Anna Quindlen: Ein Jahr auf dem Land

  • Anna Quindlen: Ein Jahr auf dem Land
    Deutsche Verlags-Anstalt 2015. 320 Seiten
    ISBN-13: 978-3421046666. 19,99€
    Originaltitel: Still life with bread crumbs
    Übersetzerin: Tanja Handels


    Verlagstext
    Was im Leben am meisten zählt
    Rebecca Winter steht an einem Wendepunkt: Von ihrem Mann ist sie geschieden, für ihren erwachsenen Sohn nicht mehr unentbehrlich, und als Künstlerin hat sie längst ihren Zenit überschritten. Jahrelang lebte die berühmte Fotografin sorglos von den üppigen Einkünften eines Schnappschusses. Aber nun ist der Geldstrom versiegt. Notgedrungen beschließt sie, ihr New Yorker Apartment zu vermieten und für ein Jahr in ein kleines Haus fernab der Stadt zu ziehen. Der unfreiwillige Landaufenthalt ist kein Spaziergang im Central Park – und doch beschert er Rebecca eine unverhoffte Liebe, neue Inspiration und den Mut, unbekannte Wege zu beschreiten ... In „Ein Jahr auf dem Land“ zeigt sich Anna Quindlen auf der Höhe ihrer Kunst. Schon ihre früheren Romane überzeugten durch Wärme und Intellekt, doch dieser – so die New York Times – „glänzt darüber hinaus noch mit Humor und Prägnanz“. Ein klug unterhaltender Roman, ein Plädoyer dafür, sein Leben in die Hand zu nehmen und sich immer wieder neu zu erfinden.


    Die Autorin
    Anna Quindlen, Jahrgang 1952, gehört in den USA zu den wenigen ganz großen Autorinnen, die sowohl die Literaturkritik als auch das breite Publikum begeistern. Ihre Romane und Sachbücher erobern regelmäßig die amerikanischen Bestsellerlisten.
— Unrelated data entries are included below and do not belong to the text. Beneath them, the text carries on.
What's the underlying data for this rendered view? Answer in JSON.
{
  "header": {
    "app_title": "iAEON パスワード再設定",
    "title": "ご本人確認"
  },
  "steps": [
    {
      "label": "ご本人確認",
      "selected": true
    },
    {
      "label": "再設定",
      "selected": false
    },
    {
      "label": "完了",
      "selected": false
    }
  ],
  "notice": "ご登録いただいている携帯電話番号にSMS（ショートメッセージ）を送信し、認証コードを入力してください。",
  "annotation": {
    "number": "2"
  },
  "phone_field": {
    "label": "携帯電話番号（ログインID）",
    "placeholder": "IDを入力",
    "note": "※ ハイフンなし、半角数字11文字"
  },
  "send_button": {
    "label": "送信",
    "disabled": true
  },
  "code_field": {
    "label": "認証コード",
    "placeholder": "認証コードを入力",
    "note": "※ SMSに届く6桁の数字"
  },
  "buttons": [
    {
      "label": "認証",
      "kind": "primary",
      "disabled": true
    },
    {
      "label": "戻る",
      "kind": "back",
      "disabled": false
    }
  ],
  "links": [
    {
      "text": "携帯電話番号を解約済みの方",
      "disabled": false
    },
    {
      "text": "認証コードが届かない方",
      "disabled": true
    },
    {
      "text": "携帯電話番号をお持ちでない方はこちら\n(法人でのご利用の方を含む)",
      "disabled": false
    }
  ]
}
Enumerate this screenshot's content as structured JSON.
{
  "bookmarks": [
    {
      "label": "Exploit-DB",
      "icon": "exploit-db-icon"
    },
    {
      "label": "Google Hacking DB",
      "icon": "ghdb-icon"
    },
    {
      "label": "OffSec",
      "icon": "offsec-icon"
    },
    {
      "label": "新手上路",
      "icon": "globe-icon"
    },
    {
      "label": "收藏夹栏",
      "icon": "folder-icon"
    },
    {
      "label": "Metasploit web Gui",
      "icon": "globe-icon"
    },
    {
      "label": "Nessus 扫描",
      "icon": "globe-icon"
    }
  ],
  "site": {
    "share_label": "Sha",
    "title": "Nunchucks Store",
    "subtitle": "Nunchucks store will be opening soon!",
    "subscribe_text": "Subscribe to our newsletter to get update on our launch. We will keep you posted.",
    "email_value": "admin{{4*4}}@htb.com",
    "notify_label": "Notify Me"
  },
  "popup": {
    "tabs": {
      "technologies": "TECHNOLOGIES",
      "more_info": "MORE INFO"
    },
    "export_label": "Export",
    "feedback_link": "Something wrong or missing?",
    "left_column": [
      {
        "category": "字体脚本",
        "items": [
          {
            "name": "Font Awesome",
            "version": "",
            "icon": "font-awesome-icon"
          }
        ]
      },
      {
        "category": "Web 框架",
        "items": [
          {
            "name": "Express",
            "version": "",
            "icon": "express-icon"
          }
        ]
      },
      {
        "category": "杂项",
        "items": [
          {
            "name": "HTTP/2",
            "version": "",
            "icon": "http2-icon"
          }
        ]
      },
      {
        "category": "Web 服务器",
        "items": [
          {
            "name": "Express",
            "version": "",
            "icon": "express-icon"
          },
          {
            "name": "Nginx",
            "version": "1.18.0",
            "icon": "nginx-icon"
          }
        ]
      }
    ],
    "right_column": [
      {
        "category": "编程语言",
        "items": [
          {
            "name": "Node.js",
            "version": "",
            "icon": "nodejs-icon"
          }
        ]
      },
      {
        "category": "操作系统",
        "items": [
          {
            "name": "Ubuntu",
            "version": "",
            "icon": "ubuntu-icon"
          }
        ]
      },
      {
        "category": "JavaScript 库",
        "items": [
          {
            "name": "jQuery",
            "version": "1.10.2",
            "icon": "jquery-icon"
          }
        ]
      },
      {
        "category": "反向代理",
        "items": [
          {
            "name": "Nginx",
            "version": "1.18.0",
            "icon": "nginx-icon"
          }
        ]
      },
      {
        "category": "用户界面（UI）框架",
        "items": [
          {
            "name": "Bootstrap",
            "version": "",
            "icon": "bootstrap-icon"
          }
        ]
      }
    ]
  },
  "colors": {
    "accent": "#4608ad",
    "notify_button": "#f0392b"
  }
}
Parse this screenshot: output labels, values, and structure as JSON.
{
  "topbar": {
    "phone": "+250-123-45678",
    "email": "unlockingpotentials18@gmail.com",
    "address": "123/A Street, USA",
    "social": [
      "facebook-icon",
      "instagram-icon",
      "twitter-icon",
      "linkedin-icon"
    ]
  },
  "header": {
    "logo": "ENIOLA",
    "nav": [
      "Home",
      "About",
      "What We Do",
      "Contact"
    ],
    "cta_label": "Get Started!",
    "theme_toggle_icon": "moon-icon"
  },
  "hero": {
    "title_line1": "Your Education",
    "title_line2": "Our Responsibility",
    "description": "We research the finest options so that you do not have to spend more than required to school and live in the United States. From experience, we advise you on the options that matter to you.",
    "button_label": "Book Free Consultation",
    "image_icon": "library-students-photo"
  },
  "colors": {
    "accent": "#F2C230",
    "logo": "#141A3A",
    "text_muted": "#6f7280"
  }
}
Für ihre Kolumnen in der New York Times erhielt sie 1992 den Pulitzer-Preis. Ihr Bestseller »Die Seele des Ganzen« (1995) wurde unter dem Titel »Familiensache« mit Meryl Streep verfilmt. Ihr neuester Roman »Ein Jahr auf dem Land« rangierte in den USA monatelang in den Top-Ten und verkaufte sich eine viertel Million Mal.


    Inhalt
    Rebecca Winter hat ihre Wohnung in New York City vermietet und ist selbst in eine vernachlässigte, sehr einfache Jagdhütte auf dem Land gezogen. Der Kontrast zum Großstadtleben könnte nicht größer sein. Während für kleinere häusliche Katastrophen in der Stadt der Hausmeister zuständig war, muss Rebecca sich gleich nach ihrer Ankunft um einen Waschbären kümmern, der sich unter dem Dach des maroden Häuschens niedergelassen hat. Als typische Städterin hat Rebecca die im Elternhaus vorgelebte Abneigung gegen herumfliegende Pollen und Insekten übernommen. Wenn sie hier auf dem Land zurechtkommen will, muss sie sich einer Lebensweise anpassen, die auf Selbstversorgung und gegenseitige Hilfe setzt. Weshalb sollte man Brennholz für den Kamin kaufen, wenn ein Nachbar es im Tausch gegen einen anderen Gefallen bis vor die Tür bringt?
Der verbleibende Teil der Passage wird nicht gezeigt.